第66話リミットブレイク・ロイオ
壁門といくつかの民家が崩壊し、避難した街の住民がいないそこはただただ瓦礫と土煙を巻き上げてスカイファントムの不可避の一撃の威力を物語る。
スカイファントムは巨剣の形状を維持したまま再び天へ掲げる。
第二撃を放たんとした漆黒の刀身に稲妻を数回纏めたかのような雷電が障害となって炸裂する。
神聖属性の次に値する弱点属性を突かれた黒い塊は完全な不意打ちに形状を維持できない。
元の球体に戻るスカイファントムへ瓦礫の底――雷電を放出した地点から怒りにも似た声が発せられる。
ロイオ「あークソったれ……奏――じゃなかった。自称神のやろう、瓦礫に埋められた状態で蘇生しやがった。生き埋めになるっての……もう一回殺す気か?」
花畑から帰還した魔法剣士の腕には少量の稲妻が放電しており、スカイファントムはそこが砲台だったと認識。
球体の質量を超える無限にも等しい数の短剣へ形状を変え、蘇った敵へ突撃する。
ロイオ「まあいいや。姿だけでもアイツを見れたんだ、得だな。おまけに……」
数えきれないほどの漆黒の刃が迫るというのに魔法剣士はさっきと打って変って平然としていた。それもそのはずだ。
なにせ今の彼は――
ロイオ「オールフォースは切れたがレベルもステータスも『Noah』全盛期に戻ってる――デスぺもない。大黒字だ」
レベル一〇〇・職業別ワールドランキングベスト八・称号『
『Noah』の限界レベルは一〇〇であり、本来なら戦闘不能になった時点でデスペナルティ――レベルダウンまたは装備アイテム消失、罰金のどれかがある。

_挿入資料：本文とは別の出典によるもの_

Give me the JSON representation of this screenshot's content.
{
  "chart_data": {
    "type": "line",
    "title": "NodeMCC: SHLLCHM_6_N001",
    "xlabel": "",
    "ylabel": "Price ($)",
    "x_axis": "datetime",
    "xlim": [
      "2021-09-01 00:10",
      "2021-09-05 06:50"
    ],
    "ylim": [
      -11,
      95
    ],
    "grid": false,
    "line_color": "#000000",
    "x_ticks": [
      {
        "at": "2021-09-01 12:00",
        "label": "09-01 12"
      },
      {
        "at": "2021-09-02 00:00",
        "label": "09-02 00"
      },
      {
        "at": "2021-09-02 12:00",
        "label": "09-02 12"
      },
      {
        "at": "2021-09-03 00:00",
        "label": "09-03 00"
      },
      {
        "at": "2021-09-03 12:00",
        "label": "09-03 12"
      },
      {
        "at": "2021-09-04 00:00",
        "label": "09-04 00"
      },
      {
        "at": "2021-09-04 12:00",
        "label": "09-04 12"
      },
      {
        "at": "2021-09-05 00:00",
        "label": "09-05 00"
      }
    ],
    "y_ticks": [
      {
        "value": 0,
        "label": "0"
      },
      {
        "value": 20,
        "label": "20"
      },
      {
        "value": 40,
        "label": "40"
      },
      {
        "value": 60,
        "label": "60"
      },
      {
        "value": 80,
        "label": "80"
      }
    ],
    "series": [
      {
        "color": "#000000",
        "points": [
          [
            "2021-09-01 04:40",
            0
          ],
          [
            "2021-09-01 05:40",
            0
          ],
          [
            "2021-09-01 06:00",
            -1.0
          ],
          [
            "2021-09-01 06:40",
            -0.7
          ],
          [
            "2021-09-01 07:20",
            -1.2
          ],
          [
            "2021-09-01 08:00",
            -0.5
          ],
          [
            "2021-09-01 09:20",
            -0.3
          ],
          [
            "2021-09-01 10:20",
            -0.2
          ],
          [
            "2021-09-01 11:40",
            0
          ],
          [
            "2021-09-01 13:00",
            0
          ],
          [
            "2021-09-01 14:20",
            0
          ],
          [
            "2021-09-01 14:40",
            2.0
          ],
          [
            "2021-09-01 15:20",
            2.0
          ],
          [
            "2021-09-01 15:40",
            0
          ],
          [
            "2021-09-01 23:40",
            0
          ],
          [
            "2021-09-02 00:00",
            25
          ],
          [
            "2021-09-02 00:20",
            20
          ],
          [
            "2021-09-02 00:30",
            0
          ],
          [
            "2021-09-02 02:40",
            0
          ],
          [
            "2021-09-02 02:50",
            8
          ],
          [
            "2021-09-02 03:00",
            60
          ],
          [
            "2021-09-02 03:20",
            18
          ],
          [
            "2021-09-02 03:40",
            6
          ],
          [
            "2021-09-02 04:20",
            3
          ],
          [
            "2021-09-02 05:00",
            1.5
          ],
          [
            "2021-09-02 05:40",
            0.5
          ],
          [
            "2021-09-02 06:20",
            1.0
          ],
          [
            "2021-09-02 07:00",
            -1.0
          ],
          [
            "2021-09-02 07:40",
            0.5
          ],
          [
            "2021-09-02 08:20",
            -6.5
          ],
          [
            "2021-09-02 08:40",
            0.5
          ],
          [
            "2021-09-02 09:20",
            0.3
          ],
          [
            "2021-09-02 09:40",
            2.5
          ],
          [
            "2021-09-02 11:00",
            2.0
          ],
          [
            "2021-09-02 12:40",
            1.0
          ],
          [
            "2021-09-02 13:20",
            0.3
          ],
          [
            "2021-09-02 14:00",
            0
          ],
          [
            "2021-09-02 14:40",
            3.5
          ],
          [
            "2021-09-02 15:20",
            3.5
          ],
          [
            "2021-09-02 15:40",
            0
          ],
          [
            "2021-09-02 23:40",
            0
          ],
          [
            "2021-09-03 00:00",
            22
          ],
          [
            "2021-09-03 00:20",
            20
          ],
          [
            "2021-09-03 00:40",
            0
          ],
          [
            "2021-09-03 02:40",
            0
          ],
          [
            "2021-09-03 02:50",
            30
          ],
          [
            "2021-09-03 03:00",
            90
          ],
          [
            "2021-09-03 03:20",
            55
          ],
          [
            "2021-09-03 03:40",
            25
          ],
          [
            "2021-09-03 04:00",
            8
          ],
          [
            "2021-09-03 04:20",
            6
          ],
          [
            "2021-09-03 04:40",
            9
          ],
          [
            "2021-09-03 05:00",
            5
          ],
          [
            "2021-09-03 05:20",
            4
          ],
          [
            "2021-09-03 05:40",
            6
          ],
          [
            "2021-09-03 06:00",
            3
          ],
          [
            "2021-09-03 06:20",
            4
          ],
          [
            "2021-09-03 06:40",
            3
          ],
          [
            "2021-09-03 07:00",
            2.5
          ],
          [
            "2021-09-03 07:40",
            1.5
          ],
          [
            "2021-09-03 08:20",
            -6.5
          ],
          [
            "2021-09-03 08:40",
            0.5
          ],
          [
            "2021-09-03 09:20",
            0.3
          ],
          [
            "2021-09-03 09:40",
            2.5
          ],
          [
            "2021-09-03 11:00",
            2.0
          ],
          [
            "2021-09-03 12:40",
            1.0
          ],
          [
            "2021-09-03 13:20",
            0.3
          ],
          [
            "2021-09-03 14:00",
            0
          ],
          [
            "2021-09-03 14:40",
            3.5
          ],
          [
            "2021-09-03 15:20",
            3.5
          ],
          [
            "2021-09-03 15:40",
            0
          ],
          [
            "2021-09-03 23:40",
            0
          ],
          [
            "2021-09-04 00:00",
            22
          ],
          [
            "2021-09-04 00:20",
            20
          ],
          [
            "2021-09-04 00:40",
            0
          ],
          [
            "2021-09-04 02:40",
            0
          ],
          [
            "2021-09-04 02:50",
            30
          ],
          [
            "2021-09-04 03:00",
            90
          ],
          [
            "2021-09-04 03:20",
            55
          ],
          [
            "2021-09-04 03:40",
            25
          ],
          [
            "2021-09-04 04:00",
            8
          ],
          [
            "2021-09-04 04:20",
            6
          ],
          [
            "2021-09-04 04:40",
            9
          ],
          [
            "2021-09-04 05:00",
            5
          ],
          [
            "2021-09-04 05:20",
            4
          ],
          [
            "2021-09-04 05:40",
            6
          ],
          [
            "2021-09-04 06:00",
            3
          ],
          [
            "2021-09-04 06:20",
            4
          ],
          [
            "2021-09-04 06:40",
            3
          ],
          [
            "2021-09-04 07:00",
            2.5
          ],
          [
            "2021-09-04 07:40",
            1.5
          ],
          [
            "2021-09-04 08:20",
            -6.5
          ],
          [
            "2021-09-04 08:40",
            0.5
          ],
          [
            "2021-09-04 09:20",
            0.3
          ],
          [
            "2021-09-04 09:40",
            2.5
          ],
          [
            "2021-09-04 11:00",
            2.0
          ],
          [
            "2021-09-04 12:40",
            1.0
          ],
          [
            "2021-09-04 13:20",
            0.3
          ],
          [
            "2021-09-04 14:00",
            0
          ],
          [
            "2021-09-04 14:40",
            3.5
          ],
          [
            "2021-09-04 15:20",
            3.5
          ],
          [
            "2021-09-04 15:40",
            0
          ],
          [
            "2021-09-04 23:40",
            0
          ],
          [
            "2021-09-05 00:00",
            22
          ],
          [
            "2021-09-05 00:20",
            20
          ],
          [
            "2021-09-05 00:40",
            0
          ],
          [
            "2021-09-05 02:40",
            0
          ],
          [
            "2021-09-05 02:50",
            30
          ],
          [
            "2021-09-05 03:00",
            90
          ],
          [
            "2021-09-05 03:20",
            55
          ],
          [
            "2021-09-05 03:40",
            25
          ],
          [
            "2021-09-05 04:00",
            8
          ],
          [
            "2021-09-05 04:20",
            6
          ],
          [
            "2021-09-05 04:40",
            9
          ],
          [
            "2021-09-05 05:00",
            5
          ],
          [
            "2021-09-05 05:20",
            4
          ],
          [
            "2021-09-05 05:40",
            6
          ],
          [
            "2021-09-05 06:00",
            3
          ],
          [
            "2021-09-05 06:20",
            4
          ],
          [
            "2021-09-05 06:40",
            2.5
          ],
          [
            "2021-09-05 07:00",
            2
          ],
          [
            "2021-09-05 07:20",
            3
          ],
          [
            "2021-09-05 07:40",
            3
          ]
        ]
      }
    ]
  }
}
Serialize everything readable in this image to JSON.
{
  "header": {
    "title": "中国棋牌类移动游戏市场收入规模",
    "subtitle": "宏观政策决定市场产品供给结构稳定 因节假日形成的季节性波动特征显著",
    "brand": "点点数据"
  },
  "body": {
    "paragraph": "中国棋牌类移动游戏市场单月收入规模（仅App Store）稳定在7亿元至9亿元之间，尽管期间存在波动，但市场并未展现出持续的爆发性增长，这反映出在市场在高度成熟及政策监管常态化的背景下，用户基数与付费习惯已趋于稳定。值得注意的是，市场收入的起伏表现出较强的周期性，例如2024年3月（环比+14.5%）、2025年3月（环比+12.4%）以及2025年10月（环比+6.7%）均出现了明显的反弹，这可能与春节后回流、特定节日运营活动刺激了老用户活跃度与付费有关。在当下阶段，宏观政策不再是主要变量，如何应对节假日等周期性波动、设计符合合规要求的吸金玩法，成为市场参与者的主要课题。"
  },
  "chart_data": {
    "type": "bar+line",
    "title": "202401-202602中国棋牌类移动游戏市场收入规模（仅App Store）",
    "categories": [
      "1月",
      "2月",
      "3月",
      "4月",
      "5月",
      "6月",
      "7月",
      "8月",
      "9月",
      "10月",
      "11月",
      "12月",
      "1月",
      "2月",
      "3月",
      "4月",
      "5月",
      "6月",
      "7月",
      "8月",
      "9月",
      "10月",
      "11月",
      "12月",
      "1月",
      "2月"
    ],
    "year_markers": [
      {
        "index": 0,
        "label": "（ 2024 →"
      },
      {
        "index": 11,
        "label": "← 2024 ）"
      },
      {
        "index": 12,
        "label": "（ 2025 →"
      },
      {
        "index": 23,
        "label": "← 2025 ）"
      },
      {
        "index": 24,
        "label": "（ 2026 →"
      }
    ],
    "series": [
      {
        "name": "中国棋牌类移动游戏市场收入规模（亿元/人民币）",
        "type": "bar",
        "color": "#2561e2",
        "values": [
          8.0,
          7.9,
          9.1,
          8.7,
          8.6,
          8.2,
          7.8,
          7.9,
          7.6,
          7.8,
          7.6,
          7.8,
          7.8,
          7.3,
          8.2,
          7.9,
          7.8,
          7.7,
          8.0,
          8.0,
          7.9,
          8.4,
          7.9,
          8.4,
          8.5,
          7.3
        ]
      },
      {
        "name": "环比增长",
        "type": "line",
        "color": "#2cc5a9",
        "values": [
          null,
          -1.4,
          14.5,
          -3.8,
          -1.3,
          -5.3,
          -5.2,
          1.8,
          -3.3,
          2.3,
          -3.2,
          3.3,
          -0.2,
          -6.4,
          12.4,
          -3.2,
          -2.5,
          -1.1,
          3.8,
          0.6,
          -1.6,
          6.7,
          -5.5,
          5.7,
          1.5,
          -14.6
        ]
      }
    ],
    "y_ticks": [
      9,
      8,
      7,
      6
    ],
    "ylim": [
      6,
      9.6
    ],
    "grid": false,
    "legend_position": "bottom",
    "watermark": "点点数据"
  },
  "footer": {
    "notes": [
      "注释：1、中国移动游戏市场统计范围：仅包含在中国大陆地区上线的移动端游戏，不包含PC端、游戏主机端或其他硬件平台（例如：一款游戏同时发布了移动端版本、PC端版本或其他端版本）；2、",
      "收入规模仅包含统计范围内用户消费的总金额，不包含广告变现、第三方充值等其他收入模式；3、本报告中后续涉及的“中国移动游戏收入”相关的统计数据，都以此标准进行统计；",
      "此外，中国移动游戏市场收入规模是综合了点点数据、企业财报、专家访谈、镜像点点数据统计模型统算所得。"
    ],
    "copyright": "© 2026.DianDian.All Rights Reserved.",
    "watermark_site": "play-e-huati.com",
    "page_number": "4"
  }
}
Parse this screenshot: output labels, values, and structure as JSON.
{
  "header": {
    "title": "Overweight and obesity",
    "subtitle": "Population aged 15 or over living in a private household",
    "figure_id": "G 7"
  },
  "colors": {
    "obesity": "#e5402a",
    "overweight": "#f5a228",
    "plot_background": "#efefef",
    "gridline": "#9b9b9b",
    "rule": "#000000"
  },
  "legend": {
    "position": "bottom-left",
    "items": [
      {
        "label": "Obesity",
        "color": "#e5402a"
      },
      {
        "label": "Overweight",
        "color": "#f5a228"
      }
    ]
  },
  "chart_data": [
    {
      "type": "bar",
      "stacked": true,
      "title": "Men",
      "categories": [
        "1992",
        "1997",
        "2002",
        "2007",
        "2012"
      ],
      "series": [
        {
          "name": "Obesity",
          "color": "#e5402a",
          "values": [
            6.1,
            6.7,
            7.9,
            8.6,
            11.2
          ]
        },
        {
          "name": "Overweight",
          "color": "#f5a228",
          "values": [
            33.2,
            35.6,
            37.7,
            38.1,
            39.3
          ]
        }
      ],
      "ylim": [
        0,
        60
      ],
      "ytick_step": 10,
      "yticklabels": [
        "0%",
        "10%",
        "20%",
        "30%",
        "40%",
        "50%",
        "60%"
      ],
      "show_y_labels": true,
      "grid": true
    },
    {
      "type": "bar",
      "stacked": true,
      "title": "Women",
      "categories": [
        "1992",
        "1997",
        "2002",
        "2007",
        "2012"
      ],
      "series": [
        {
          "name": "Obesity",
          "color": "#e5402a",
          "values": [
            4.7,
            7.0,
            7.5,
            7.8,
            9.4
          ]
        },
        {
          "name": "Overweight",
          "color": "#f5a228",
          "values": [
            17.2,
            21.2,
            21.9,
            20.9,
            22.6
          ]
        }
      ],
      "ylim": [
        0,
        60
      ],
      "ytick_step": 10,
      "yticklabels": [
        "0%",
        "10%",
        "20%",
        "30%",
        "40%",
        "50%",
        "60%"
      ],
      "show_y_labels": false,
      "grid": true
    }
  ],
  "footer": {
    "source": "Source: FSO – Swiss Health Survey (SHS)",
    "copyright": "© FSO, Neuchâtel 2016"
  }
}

が、神の蘇生がハイレベルなものなのか、死んでいないからデスぺもないのかロイオは逡巡したがどっちでもいいと考えるのを止める。
ようはつまり、『Noah』を完クリしたアバターがそのまま自身となったということだ。
それは数百万人が参加した公式ワールドトーナメントで好成績を修め、魔法剣士職を極限まで極めた称号。
アバターの中で最良にして最強に名を刻む。
故に、刃の雨が降ろうとも表情すら動かさない。動くのは手に纏った雷のみ。
迸る雷撃は漆黒の刃を焼き消し、スカイファントムのHPを大きく削った。
少し小さくなった球体に戻るかつて強敵だった者にロイオは冷ややかな声を送る。
ロイオ「悪いな、スカイファントム。さっきまでの俺とは別格だ。文句なら神に言ってくれ……あと――」
今度は稲妻ではなく聖光を宿した手を広げて中空で静止している標的に照準。
ロイオ「お前、喋れなかったんだな」
冷笑を含めた別れの挨拶が終わると神々しい光弾が死霊を浄化した。